A Western strategy to confront Iran must therefore rely on a number of tools, which centre on two goals. First, Iran’s nuclear ambitions must be thwarted at all costs, for a regime that behaves so erratically and brutally against its own people cannot be relied upon to act rationally in international relations. Second, Iran’s people must become a central component of our strategy, as an interested audience if not as an active ally.
In order to ensure the people of Iran remain confident that the West will not sacrifice their aspirations on the altar of a compromise with their torturers, four steps are required.

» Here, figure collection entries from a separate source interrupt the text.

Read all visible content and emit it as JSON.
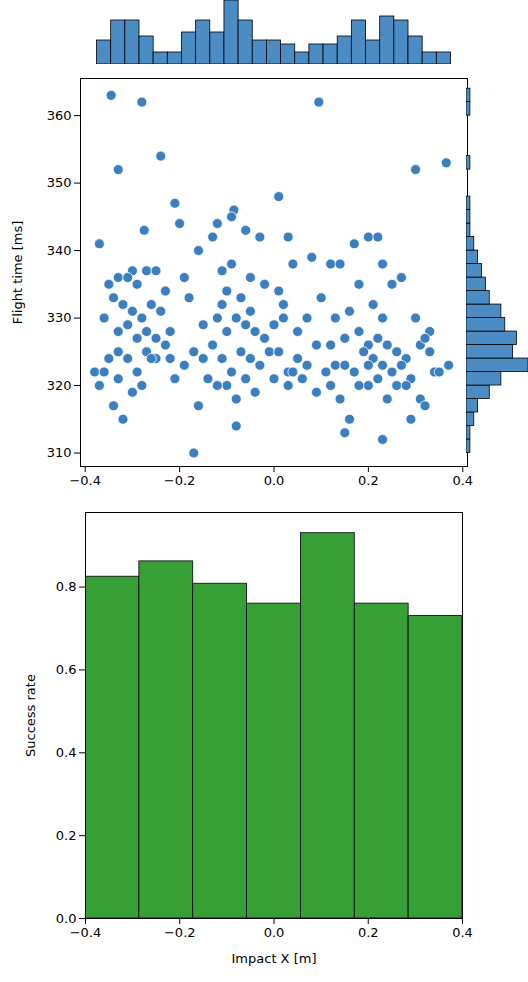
{
  "chart_data": [
    {
      "type": "histogram",
      "bins": [
        -0.375,
        -0.345,
        -0.315,
        -0.285,
        -0.255,
        -0.225,
        -0.195,
        -0.165,
        -0.135,
        -0.105,
        -0.075,
        -0.045,
        -0.015,
        0.015,
        0.045,
        0.075,
        0.105,
        0.135,
        0.165,
        0.195,
        0.225,
        0.255,
        0.285,
        0.315,
        0.345,
        0.375
      ],
      "counts": [
        6,
        11,
        11,
        7,
        3,
        3,
        8,
        11,
        8,
        16,
        11,
        6,
        6,
        5,
        3,
        5,
        5,
        7,
        11,
        6,
        12,
        11,
        7,
        3,
        3
      ],
      "color": "#4c8cc4",
      "xlim": [
        -0.41,
        0.41
      ],
      "ylim": [
        0,
        16
      ],
      "tick_labels": false
    },
    {
      "type": "scatter",
      "ylabel": "Flight time [ms]",
      "x": [
        -0.345,
        -0.28,
        0.095,
        -0.33,
        -0.24,
        0.3,
        0.365,
        0.01,
        -0.21,
        -0.2,
        -0.275,
        -0.37,
        -0.085,
        -0.09,
        -0.06,
        -0.13,
        -0.12,
        0.03,
        -0.03,
        0.17,
        0.2,
        0.22,
        0.08,
        -0.16,
        -0.27,
        -0.25,
        0.12,
        0.14,
        0.04,
        0.23,
        -0.11,
        0.25,
        0.18,
        -0.3,
        -0.33,
        -0.35,
        -0.31,
        -0.29,
        -0.02,
        0.01,
        -0.07,
        0.1,
        -0.18,
        -0.1,
        -0.05,
        0.02,
        0.07,
        0.21,
        0.16,
        0.23,
        0.3,
        0.33,
        -0.34,
        -0.32,
        -0.3,
        -0.28,
        -0.26,
        -0.24,
        -0.22,
        -0.36,
        -0.33,
        -0.31,
        -0.29,
        -0.27,
        -0.25,
        -0.12,
        -0.1,
        -0.08,
        -0.06,
        -0.04,
        -0.02,
        0.0,
        0.02,
        0.05,
        0.09,
        0.12,
        0.15,
        0.18,
        0.2,
        0.22,
        0.24,
        0.26,
        0.28,
        0.31,
        0.32,
        -0.38,
        -0.37,
        -0.35,
        -0.33,
        -0.31,
        -0.29,
        -0.27,
        -0.25,
        -0.23,
        -0.21,
        -0.19,
        -0.17,
        -0.15,
        -0.13,
        -0.11,
        -0.09,
        -0.07,
        -0.05,
        -0.03,
        -0.01,
        0.01,
        0.03,
        0.05,
        0.07,
        0.09,
        0.11,
        0.13,
        0.15,
        0.17,
        0.19,
        0.21,
        0.23,
        0.25,
        0.27,
        0.29,
        0.31,
        0.32,
        0.34,
        -0.34,
        -0.32,
        -0.3,
        -0.28,
        -0.16,
        -0.17,
        -0.08,
        -0.1,
        -0.06,
        -0.14,
        -0.04,
        0.0,
        0.04,
        0.06,
        0.14,
        0.15,
        0.16,
        0.2,
        0.22,
        0.23,
        0.24,
        0.29,
        0.26,
        0.28,
        0.35,
        0.37,
        -0.36,
        -0.33,
        -0.26,
        -0.22,
        -0.12,
        -0.08,
        0.12,
        0.18,
        0.2,
        0.03,
        -0.05,
        -0.09,
        0.13,
        0.09,
        -0.19,
        -0.23,
        -0.15,
        -0.11,
        0.27,
        0.33
      ],
      "y": [
        363,
        362,
        362,
        352,
        354,
        352,
        353,
        348,
        347,
        344,
        343,
        341,
        346,
        345,
        343,
        342,
        344,
        342,
        342,
        341,
        342,
        342,
        339,
        340,
        337,
        337,
        338,
        338,
        338,
        338,
        337,
        335,
        335,
        337,
        336,
        335,
        336,
        335,
        335,
        334,
        333,
        333,
        333,
        334,
        331,
        332,
        330,
        332,
        331,
        330,
        330,
        328,
        333,
        332,
        331,
        330,
        332,
        331,
        328,
        330,
        328,
        329,
        327,
        328,
        327,
        330,
        328,
        330,
        329,
        328,
        327,
        329,
        330,
        328,
        326,
        326,
        327,
        328,
        326,
        327,
        326,
        325,
        324,
        326,
        327,
        322,
        320,
        324,
        325,
        324,
        322,
        325,
        324,
        326,
        321,
        323,
        325,
        324,
        326,
        324,
        322,
        325,
        324,
        323,
        325,
        325,
        322,
        324,
        323,
        319,
        322,
        323,
        323,
        322,
        325,
        324,
        323,
        322,
        323,
        321,
        318,
        317,
        322,
        317,
        315,
        319,
        320,
        317,
        310,
        314,
        320,
        321,
        321,
        319,
        321,
        322,
        321,
        318,
        313,
        315,
        320,
        321,
        312,
        318,
        315,
        320,
        320,
        322,
        323,
        322,
        321,
        324,
        324,
        320,
        318,
        320,
        320,
        323,
        320,
        336,
        338,
        330,
        326,
        336,
        334,
        329,
        332,
        336,
        325
      ],
      "color": "#3c7fbf",
      "xlim": [
        -0.41,
        0.41
      ],
      "xticks": [
        {
          "value": -0.4,
          "label": "−0.4"
        },
        {
          "value": -0.2,
          "label": "−0.2"
        },
        {
          "value": 0,
          "label": "0.0"
        },
        {
          "value": 0.2,
          "label": "0.2"
        },
        {
          "value": 0.4,
          "label": "0.4"
        }
      ],
      "ylim": [
        308,
        365.5
      ],
      "yticks": [
        310,
        320,
        330,
        340,
        350,
        360
      ]
    },
    {
      "type": "histogram",
      "orientation": "horizontal",
      "bins": [
        310,
        312,
        314,
        316,
        318,
        320,
        322,
        324,
        326,
        328,
        330,
        332,
        334,
        336,
        338,
        340,
        342,
        344,
        346,
        348,
        350,
        352,
        354,
        356,
        358,
        360,
        362,
        364
      ],
      "counts": [
        1,
        1,
        2,
        3,
        6,
        9,
        16,
        12,
        13,
        10,
        9,
        6,
        5,
        4,
        3,
        2,
        1,
        1,
        1,
        0,
        0,
        1,
        0,
        0,
        0,
        1,
        1
      ],
      "color": "#4c8cc4",
      "xlim": [
        0,
        16
      ],
      "ylim": [
        308,
        365.5
      ],
      "tick_labels": false
    },
    {
      "type": "histogram",
      "xlabel": "Impact X [m]",
      "ylabel": "Success rate",
      "bins": [
        -0.4,
        -0.2857,
        -0.1714,
        -0.0571,
        0.0571,
        0.1714,
        0.2857,
        0.4
      ],
      "values": [
        0.825,
        0.862,
        0.808,
        0.76,
        0.93,
        0.76,
        0.73
      ],
      "color": "#36a036",
      "xlim": [
        -0.4,
        0.4
      ],
      "xticks": [
        {
          "value": -0.4,
          "label": "−0.4"
        },
        {
          "value": -0.2,
          "label": "−0.2"
        },
        {
          "value": 0,
          "label": "0.0"
        },
        {
          "value": 0.2,
          "label": "0.2"
        },
        {
          "value": 0.4,
          "label": "0.4"
        }
      ],
      "ylim": [
        0,
        0.98
      ],
      "yticks": [
        {
          "value": 0,
          "label": "0.0"
        },
        {
          "value": 0.2,
          "label": "0.2"
        },
        {
          "value": 0.4,
          "label": "0.4"
        },
        {
          "value": 0.6,
          "label": "0.6"
        },
        {
          "value": 0.8,
          "label": "0.8"
        }
      ]
    }
  ]
}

First, diplomatic engagement on the nuclear file; second, symbolic sanctions that signal our displeasure at Iran’s internal conduct and our condemnation of its human rights abuses; third, a strong effort at public diplomacy directed at the Iranian people; and fourth, a concerted strategy of tough economic sanctions to be rolled out the minute that engagement fails.
Recent events have cast serious doubt on the possibility that engagement can work. Yet engagement has its value. It gives time to convince recalcitrant allies and sceptics of sanctions that all avenues for compromise have been sufficiently tried. It gives the regime a chance to change behaviour. And it communicates to the Iranian people that the West is ready to talk to Iran before it inflicts economic pain on its people. It puts the burden of failure on the regime itself.
That is why immediately adopting a set of largely symbolic and diplomatic measures would have several important benefits. It would signal to Iran’s dissidents that they are not alone, but it would also enable the West to modulate its sanctions strategy, hitting now but leaving the heavy ammunition for later.
The West stands for democracy and human rights. Iran’s regime has shown its true face as a crude violator of both. Isolating it by recalling Western ambassadors, denying visas or transit rights to senior Iranian officials involved in the repression, suspending bilateral cultural and trade dialogue until further notice are all arsenals in our diplomatic toolkit. None of these measures would hurt the chances of a nuclear deal; none would thwart US engagement. But they would allow a gradual escalation of sanctions should that policy be chosen later by America and its allies.
Our indifference to Iran’s human rights abuses did not help our diplomatic agenda before June 12 – and it may now help the regime feel confident that its internal repression is cost-free. Morally, Western democracies cannot afford to be bystanders. They should exact a heavy price from Iran for its brutal ways.